- Location in Ellis County
- Coordinates: 39°01′30″N 099°29′46″W﻿ / ﻿39.02500°N 99.49611°W
- Country: United States
- State: Kansas
- County: Ellis

Area
- • Total: 176.48 sq mi (457.08 km^{2})
- • Land: 176 sq mi (457 km^{2})
- • Water: 0.035 sq mi (0.09 km^{2}) 0.02%
- Elevation: 2,110 ft (643 m)

Population (2000)
- • Total: 418
- • Density: 2.4/sq mi (0.93/km^{2})
- GNIS ID: 0485300

= Ellis Township, Kansas =

Ellis Township was a township in Ellis County, Kansas, United States.
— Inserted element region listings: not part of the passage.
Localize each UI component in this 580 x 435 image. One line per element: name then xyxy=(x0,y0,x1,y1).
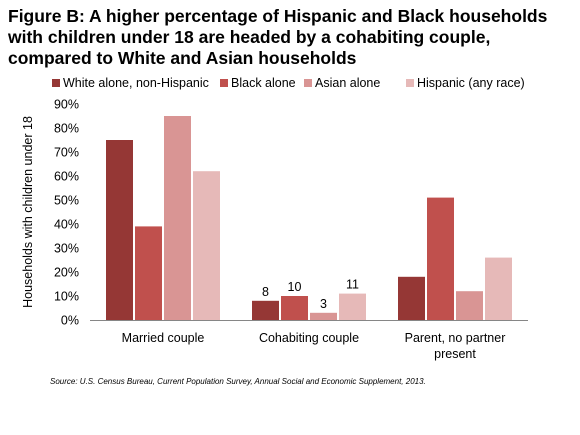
bar xyxy=(135,226,162,320)
legend-swatch xyxy=(406,79,414,87)
legend-label: Hispanic (any race) xyxy=(417,76,525,90)
x-category-label: Parent, no partner xyxy=(405,331,506,345)
y-tick-label: 80% xyxy=(54,122,79,136)
y-tick-label: 70% xyxy=(54,146,79,160)
data-label: 8 xyxy=(262,285,269,299)
chart-title-line: with children under 18 are headed by a c… xyxy=(8,27,491,47)
data-label: 11 xyxy=(346,278,359,292)
chart-title: Figure B: A higher percentage of Hispani… xyxy=(8,6,576,69)
y-tick-label: 50% xyxy=(54,194,79,208)
y-tick-label: 60% xyxy=(54,170,79,184)
y-tick-label: 40% xyxy=(54,218,79,232)
y-axis-title: Households with children under 18 xyxy=(21,116,35,308)
legend-swatch xyxy=(304,79,312,87)
y-tick-label: 90% xyxy=(54,98,79,112)
source-note: Source: U.S. Census Bureau, Current Popu… xyxy=(50,377,426,386)
y-tick-label: 10% xyxy=(54,290,79,304)
x-category-label: Married couple xyxy=(122,331,205,345)
bar xyxy=(456,291,483,320)
legend-swatch xyxy=(52,79,60,87)
bar xyxy=(252,300,279,320)
chart-title-line: compared to White and Asian households xyxy=(8,48,357,68)
legend-swatch xyxy=(220,79,228,87)
legend-label: White alone, non-Hispanic xyxy=(63,76,209,90)
bar xyxy=(310,312,337,320)
legend-label: Asian alone xyxy=(315,76,380,90)
data-label: 3 xyxy=(320,297,327,311)
bar xyxy=(398,276,425,320)
legend-label: Black alone xyxy=(231,76,296,90)
y-tick-label: 0% xyxy=(61,314,79,328)
bar xyxy=(427,197,454,320)
bar xyxy=(164,116,191,320)
bar xyxy=(193,171,220,320)
bar xyxy=(106,140,133,320)
x-category-label: present xyxy=(434,347,476,361)
y-tick-label: 30% xyxy=(54,242,79,256)
chart-title-line: Figure B: A higher percentage of Hispani… xyxy=(8,6,548,26)
y-tick-label: 20% xyxy=(54,266,79,280)
bar xyxy=(281,296,308,320)
data-label: 10 xyxy=(288,280,302,294)
x-category-label: Cohabiting couple xyxy=(259,331,359,345)
bar xyxy=(485,257,512,320)
bar xyxy=(339,293,366,320)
At the 2010 census, its population was 418.

== History ==
A post office was opened at Halton in 1878. The name was changed to Mendota in 1882. The post office was discontinued in 1909. Until 1910, the Mendota area was part of Hamilton Township. In 2023, the townships of Ellis County were redrawn. Ellis Township was absorbed by Buckeye Township, which became West Buckeye within the township.

==Geography==
Ellis Township covered an area of 176.48 sqmi and contained one incorporated settlement, Ellis. According to the USGS, it contained two cemeteries: Mount Hope and Saint Marys.

The streams of East Spring Creek, Tomcat Creek and Wild Horse Creek ran through the township.

==Transportation==
Ellis Township contained one airport or landing strip, Ellis Landing Field.